Later on the WW Boards I heard that she had to have surgery on her feet and she had a hard time with the healing.  Then I heard she had to have a couple of toes amputated.  I knew things were not going good for her but I just didn't know how to reach out.  I did here more recently that she was back on oxygen and they were trying to get fluid off of her and her mobility had gotten her down to a walker and she was having physical therapy in her home.  All while this was happening she lost her mother whom she loved so very much and cared for.  After the passing of her mother Annette wasn't the same  She disappeared off the WW Boards and would only post every great once in a while.

I can't even begin to tell you the sadness that I have felt these last few days.  I can't even describe to you the terror that I have had that I could drop dead at anytime because of my own obesity.  I feel like I have been frozen in time.  Plus day before yesterday I came down with allergy and I have felt like crud the last 2 days. 

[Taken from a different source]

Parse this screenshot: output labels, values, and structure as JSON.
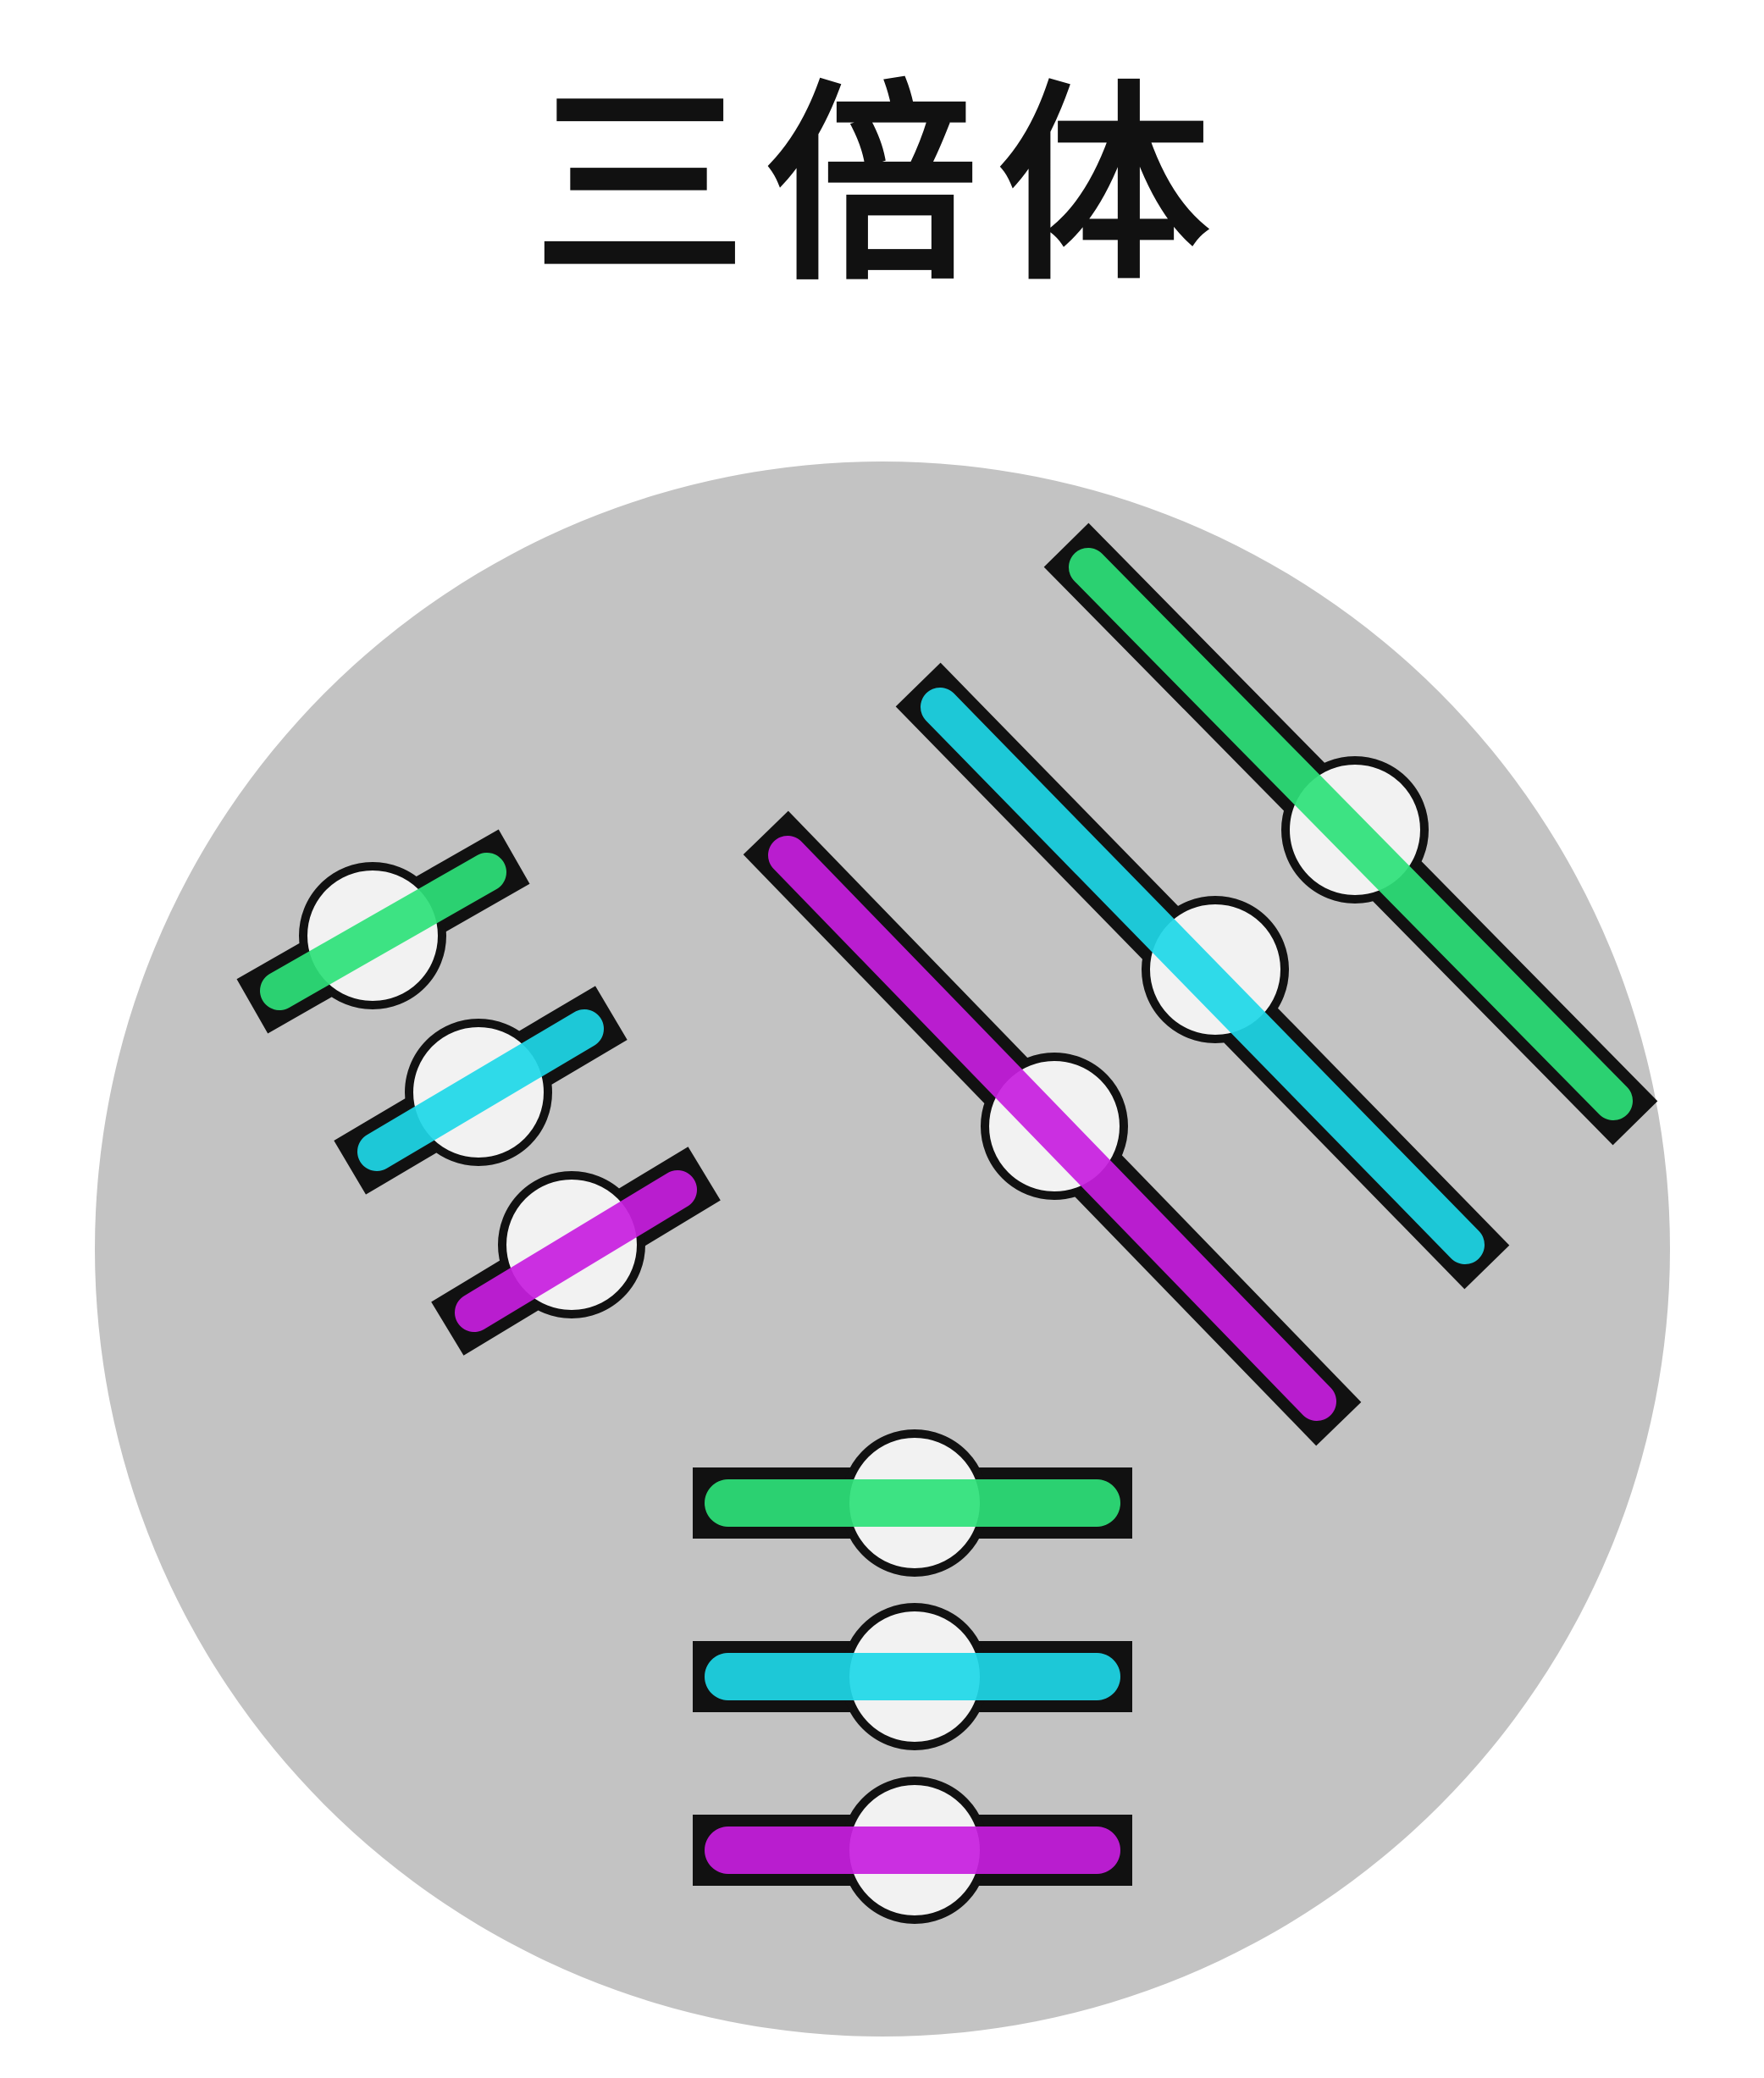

I didn't get to see Anna yesterday because I felt so bad.  I needed to see her.  I needed to talk to her about the fear that Annette has left me with.  I don't want to die but pushing 400 lbs is like a death sentence.  My body is not designed to weigh this much.  None of ours are.  No wonder my knees and ankles kill me.  No wonder I don''t want to getup and move.  No wonder I feel weak just walking around my own house.  I'm scared guys...really scared!!!!  I needed Anna yesterday!  Now for another week.

Kathy and I did have a phone appointment yesterday and she understood my fear but I understand what she was saying as well.  I can't change over night but I can make everyday count by making good food choice by really listening to what my body needs and wants and to EAT!  She is not happy with my not eating.  Also I haven't been logging into my Recovery Record.  We talked about what goals that I could set for this week.  I need to cook some things up and need to get out of the boredom that I seem to be getting myself in.  For the first time I think I heard Kathy say that while I was not on a diet I still needed to make good food choices and that I'm not.  I've been having a free for all enjoying all the foods that dieting took away.  For the first time I can see that I have to find a balance in all of this.

So...my dear Annette, thank you for my wake-up call.  I'm reading all over the WW boards that your passing has woke many people up.  I hate like crazy that you lost your life amongst the battle.  I wished that I had reached out to you harder.  I wish that you would have allowed it.  But, my friend, you didn't and now you are gone, but you will live on in many of us as we journey to reach the ultimate goal of having a productive life and good health.  Rest in peace sweet one, you will never know how much I love you or how much you meant to me.  I will always see your bright happy smiley face!